Évoquant ses luttes politiques d’avant 1914, Félix Gouin rappelle que la Fédération socialiste des Bouches-du-Rhône était alors « d’extrême-gauche, hervéiste même. Nous consacrions de nombreuses réunions à combattre le militarisme et la politique coloniale, la loi de trois ans. Je soutins à l’époque une vive controverse au conseil général contre André Lefevre alors député et conseiller général d’Aix... Ce fut une période vivante, agitée, colorée. L’une des mes dernières réunions avant les premières batailles de 1914 eut lieu à Aubagne avec Léon Bon* et rassembla contre la guerre des milliers d’auditeurs. Nombre d’entre nous étaient au carnet B... J’étais beaucoup plus intransigeant autrefois que maintenant. Le temps et l’âge m’ont appris à nuancer mes opinions » (Cette dernière phrase à propos de jugements portés par Félix Gouin sur des hommes politiques de l’époque). Le Petit Marseillais, en novembre 1911, à propos de l’élection d’Istres, présente effectivement Gouin comme un hervéiste, partisan — au propre comme au figuré — de la guerre sociale. Effectivement, Gouin participa à de nombreux meetings contre les conseils de guerre, avec la CGT, en faveur d’Aernoult et de Rousset, notamment le 25 juin 1910, où il dénonça « le gouvernement de gredins » responsable des bagnes militaires, et le 10 mars 1911. À la veille de la guerre, pourtant, tout en demeurant pacifiste, Gouin se rapprocha, au sein de la Fédération départementale, de Fernand Bouisson. Au congrès d’Arles, le 2 mars 1913, il fut candidat sur la liste présentée par ce dernier à la commission exécutive, mais cette liste fut battue. L’année suivante, au congrès fédéral de Salon, les 3 et 4 janvier 1914, il fit adopter une motion de conciliation à propos de la participation ministérielle à laquelle Bouisson était favorable. Sur le plan social, Gouin fut, avant 1911, l’avocat-conseil du Syndicat des mineurs des Bouches-du-Rhône et des inscrits maritimes. Il s’occupa des problèmes du bassin minier de Valdonne et plaida en faveur de nombreux militants. Il était également, en 1911, rédacteur en chef des Tablettes marseillaises, hebdomadaire satirique et politique du Parti socialiste.

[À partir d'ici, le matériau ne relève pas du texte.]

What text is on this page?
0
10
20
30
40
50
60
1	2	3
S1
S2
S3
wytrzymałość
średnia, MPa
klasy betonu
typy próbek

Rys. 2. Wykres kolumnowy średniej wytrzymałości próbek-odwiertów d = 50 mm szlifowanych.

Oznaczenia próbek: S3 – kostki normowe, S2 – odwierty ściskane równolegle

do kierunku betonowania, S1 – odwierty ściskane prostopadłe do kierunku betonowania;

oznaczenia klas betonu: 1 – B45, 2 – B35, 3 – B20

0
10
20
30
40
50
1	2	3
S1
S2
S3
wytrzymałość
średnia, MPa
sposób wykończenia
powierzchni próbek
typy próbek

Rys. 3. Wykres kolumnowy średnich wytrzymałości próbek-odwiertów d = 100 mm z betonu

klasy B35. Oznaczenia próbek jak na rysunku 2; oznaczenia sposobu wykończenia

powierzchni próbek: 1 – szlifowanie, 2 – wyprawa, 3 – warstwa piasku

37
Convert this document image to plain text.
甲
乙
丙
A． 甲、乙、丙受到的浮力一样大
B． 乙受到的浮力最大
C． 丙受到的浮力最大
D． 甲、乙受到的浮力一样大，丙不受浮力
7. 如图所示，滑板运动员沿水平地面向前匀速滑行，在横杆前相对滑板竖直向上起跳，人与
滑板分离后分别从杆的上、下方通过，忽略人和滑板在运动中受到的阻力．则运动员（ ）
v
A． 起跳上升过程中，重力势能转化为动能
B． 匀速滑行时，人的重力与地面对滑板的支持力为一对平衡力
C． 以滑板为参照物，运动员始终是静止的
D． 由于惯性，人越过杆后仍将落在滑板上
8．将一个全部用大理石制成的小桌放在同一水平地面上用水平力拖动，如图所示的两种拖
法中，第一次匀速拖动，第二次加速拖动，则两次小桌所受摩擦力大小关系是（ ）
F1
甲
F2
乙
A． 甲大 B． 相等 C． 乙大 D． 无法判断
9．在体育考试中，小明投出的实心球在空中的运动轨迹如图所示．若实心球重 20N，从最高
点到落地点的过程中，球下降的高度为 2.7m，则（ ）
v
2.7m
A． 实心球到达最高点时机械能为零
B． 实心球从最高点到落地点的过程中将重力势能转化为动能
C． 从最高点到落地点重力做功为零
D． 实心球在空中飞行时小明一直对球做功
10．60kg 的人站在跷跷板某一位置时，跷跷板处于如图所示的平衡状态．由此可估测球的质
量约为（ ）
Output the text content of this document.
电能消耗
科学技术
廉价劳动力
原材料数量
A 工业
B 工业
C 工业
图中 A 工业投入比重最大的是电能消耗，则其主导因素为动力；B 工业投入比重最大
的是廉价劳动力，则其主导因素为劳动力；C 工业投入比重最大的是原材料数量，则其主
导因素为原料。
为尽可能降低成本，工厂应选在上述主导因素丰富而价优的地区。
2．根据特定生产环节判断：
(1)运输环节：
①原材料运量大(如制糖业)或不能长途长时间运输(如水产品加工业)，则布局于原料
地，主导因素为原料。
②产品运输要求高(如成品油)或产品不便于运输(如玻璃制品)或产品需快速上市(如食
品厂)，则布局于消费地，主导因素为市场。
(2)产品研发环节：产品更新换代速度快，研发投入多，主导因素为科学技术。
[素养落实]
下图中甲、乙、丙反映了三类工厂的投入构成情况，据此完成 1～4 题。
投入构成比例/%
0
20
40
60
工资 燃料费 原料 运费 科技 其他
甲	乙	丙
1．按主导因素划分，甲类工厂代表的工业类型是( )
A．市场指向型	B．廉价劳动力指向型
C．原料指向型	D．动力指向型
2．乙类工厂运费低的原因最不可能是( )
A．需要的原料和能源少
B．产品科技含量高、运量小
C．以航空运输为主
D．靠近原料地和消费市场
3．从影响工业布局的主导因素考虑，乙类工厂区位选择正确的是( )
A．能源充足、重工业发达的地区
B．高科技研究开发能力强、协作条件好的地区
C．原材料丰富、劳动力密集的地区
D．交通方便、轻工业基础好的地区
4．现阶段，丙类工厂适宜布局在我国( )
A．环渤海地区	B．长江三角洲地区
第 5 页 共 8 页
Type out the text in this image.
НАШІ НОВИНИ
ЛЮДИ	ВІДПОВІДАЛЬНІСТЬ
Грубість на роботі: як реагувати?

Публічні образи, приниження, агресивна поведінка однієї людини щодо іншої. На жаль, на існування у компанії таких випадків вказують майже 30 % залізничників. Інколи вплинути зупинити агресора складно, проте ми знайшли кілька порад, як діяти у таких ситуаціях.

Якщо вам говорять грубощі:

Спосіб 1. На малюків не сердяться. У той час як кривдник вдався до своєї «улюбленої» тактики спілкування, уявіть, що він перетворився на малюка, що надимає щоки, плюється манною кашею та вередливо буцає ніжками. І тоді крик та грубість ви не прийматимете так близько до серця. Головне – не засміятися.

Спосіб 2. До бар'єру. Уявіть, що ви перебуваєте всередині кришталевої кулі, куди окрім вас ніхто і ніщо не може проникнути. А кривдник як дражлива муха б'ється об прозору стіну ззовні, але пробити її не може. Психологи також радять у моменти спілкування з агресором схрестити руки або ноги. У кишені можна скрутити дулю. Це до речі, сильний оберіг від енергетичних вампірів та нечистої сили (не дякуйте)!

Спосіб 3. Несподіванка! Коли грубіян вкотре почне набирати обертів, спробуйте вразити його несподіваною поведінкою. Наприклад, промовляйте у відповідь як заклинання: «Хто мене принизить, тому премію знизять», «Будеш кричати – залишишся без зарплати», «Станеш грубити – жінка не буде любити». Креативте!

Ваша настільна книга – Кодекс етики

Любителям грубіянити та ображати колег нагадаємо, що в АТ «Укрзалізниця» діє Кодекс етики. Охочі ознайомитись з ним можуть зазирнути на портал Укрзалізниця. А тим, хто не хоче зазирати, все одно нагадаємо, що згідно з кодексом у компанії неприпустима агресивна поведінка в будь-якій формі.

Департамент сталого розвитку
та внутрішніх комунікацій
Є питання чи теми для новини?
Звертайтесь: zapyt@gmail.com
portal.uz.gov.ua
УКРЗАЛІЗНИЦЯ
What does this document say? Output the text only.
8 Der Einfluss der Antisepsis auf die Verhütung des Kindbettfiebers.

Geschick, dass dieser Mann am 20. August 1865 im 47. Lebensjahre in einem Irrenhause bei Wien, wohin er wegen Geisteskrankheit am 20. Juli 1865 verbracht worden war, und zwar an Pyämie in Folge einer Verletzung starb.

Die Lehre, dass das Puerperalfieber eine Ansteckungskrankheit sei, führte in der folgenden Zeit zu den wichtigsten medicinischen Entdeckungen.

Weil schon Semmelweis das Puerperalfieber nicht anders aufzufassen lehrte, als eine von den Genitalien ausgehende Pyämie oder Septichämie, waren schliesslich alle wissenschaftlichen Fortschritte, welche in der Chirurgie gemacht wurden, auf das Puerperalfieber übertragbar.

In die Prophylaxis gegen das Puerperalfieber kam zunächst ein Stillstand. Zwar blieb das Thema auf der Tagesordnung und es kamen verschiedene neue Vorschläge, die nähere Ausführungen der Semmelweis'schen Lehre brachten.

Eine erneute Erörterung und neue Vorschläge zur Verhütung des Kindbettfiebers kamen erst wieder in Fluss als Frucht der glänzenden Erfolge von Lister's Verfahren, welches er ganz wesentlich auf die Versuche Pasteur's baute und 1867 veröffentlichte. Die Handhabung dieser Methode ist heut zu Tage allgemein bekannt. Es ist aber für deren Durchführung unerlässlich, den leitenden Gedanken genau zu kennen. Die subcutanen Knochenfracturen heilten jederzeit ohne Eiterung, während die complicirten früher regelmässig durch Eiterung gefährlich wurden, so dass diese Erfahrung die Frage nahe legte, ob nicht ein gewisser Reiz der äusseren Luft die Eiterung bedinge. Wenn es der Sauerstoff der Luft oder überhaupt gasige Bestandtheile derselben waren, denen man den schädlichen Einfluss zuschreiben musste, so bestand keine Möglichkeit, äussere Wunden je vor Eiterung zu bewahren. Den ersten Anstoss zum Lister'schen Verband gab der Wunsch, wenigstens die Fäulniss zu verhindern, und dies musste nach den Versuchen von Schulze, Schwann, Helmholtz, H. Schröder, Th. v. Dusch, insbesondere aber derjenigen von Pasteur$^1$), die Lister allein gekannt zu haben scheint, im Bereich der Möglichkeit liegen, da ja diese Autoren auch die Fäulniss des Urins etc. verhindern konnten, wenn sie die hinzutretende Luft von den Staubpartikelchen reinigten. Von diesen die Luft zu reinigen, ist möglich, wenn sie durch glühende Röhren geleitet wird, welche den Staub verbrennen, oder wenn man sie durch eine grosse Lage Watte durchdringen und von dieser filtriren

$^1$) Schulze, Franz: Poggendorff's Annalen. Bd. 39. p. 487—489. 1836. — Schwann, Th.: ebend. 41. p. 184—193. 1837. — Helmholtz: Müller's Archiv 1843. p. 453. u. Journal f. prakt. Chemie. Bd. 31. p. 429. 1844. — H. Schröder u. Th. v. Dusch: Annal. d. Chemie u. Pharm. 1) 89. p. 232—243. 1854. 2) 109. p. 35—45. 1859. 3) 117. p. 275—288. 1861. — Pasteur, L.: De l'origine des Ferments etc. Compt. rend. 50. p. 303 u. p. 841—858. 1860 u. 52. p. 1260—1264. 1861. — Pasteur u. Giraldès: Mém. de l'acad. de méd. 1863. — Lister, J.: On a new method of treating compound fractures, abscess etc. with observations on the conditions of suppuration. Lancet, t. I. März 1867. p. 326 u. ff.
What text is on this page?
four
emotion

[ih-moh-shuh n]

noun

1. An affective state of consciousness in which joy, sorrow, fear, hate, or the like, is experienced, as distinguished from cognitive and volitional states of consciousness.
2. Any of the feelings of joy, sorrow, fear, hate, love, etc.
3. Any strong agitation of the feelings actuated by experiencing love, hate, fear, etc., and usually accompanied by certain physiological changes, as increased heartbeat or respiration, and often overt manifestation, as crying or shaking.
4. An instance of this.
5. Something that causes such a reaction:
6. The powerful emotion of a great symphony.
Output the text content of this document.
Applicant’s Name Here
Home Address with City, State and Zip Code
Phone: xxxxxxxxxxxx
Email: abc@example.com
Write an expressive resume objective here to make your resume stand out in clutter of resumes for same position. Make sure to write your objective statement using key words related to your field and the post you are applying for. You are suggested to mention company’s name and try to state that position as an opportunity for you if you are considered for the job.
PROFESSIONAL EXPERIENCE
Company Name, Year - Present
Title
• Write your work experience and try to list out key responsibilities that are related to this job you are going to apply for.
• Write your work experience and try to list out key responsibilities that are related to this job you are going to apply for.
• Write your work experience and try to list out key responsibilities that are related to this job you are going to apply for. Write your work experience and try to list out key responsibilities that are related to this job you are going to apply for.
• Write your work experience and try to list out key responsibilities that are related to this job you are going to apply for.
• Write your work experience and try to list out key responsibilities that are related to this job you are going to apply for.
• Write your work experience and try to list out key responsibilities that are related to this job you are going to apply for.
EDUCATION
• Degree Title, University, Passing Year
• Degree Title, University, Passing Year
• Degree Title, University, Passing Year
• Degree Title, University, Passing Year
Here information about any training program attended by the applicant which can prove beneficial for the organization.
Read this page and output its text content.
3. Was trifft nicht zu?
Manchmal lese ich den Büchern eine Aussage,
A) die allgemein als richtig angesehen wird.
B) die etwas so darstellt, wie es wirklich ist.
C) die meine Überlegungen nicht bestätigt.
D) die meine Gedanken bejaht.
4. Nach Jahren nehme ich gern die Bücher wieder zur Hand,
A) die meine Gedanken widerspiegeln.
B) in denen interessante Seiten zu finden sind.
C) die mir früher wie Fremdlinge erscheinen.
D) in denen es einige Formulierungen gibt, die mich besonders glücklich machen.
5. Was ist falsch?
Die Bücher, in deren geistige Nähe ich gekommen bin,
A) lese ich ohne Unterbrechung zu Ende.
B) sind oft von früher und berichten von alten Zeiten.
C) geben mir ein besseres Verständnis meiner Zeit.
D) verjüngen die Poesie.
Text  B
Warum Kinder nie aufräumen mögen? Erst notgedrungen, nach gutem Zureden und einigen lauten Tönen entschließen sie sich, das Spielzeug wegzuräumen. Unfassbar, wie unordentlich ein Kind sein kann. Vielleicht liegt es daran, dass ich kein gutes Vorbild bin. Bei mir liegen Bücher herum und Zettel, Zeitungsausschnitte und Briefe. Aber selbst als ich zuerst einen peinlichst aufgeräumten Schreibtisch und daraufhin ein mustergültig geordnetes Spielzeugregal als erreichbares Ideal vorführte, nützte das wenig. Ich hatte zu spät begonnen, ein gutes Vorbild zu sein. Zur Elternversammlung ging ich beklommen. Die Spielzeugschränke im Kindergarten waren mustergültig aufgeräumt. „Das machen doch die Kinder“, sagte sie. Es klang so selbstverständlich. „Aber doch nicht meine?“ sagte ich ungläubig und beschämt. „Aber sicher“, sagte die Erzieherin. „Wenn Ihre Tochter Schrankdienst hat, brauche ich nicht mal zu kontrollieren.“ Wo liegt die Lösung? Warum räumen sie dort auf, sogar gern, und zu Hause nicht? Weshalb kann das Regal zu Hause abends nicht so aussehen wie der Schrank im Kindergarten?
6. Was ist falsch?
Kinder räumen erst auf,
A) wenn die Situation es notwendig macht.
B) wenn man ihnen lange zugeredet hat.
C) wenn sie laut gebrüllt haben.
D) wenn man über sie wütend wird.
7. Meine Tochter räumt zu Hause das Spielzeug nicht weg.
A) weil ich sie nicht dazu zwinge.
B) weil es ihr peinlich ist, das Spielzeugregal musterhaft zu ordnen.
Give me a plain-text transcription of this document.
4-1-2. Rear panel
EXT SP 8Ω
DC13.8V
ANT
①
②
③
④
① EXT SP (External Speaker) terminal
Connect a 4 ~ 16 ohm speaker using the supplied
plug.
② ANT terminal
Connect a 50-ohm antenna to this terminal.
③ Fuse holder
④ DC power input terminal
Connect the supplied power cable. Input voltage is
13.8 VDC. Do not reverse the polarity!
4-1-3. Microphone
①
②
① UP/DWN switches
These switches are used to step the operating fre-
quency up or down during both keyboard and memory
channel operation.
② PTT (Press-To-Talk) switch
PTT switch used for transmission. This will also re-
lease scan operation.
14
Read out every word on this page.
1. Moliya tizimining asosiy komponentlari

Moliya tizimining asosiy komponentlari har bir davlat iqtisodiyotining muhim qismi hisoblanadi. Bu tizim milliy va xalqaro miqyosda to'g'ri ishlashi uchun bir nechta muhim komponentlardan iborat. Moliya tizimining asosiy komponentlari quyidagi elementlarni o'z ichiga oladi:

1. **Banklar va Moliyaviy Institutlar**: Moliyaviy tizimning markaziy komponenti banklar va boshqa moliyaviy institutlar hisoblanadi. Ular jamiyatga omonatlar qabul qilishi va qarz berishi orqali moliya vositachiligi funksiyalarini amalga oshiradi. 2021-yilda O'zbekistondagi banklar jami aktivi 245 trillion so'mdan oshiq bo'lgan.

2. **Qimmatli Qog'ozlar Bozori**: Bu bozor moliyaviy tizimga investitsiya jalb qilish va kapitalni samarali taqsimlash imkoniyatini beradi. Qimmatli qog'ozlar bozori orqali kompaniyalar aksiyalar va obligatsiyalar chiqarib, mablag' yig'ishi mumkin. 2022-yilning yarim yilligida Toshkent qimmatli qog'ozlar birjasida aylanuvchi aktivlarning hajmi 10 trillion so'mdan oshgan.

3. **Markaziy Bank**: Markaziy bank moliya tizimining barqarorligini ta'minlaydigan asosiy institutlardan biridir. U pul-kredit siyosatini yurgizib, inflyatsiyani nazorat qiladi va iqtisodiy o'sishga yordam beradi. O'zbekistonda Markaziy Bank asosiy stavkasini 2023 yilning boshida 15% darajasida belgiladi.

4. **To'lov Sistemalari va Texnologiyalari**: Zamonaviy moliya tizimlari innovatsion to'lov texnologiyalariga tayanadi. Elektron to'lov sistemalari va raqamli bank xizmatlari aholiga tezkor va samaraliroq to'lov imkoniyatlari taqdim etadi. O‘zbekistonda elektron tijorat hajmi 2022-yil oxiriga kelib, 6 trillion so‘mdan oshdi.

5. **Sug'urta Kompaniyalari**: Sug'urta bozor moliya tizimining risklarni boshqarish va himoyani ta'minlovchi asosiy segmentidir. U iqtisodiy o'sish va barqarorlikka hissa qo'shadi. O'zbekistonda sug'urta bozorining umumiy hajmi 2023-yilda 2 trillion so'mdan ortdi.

Engagé volontaire en 1914, Félix Gouin fit toute la guerre dans une unité combattante notamment à Verdun, et fut, à l’issue du conflit, titulaire d’une carte et d’une pension d’ancien combattant.
À l’automne de 1919, Gouin fut candidat à trois reprises avec des fortunes diverses. Tout d’abord aux élections législatives d’octobre dans la deuxième circonscription des Bouches-du-Rhône, en deuxième position sur la liste socialiste unifiée conduite par Sixte-Quenin, mais cette liste fut battue par celle d’André Lefevre, devenu nationaliste, et de Girard (concentration républicaine). Gouin obtint 13 178 suffrages, plus que Sixte-Quenin, sur 62 964 électeurs inscrits. Il échoua également aux élections municipales à Istres, le 30 novembre, battu par Albert David, mais fut réélu, en revanche, conseiller général du canton d’Istres, le 14 décembre, contre David, avec 920 voix. Le duel avec David tourna définitivement à son avantage, car la situation municipale à Istres était devenue inextricable, en raison des conflits entre socialistes unifiés, socialistes indépendants et radicaux ; Gouin, élu conseiller municipal lors d’un scrutin partiel le 20 novembre 1921, devint maire d’Istres, le 12 mars 1922, selon les documents d’archives, le 10 mars 1923 selon ses propres déclarations. Gouin était resté fidèle, après le congrès de Tours, à la « vieille maison », le bureau fédéral n’ayant pourtant réussi à retenir, selon son témoignage, que 150 adhérents sur 2 500, mais la situation du parti se rétablit assez rapidement par la suite. Félix Gouin avait épousé Laure Baudoin le 20 janvier 1920.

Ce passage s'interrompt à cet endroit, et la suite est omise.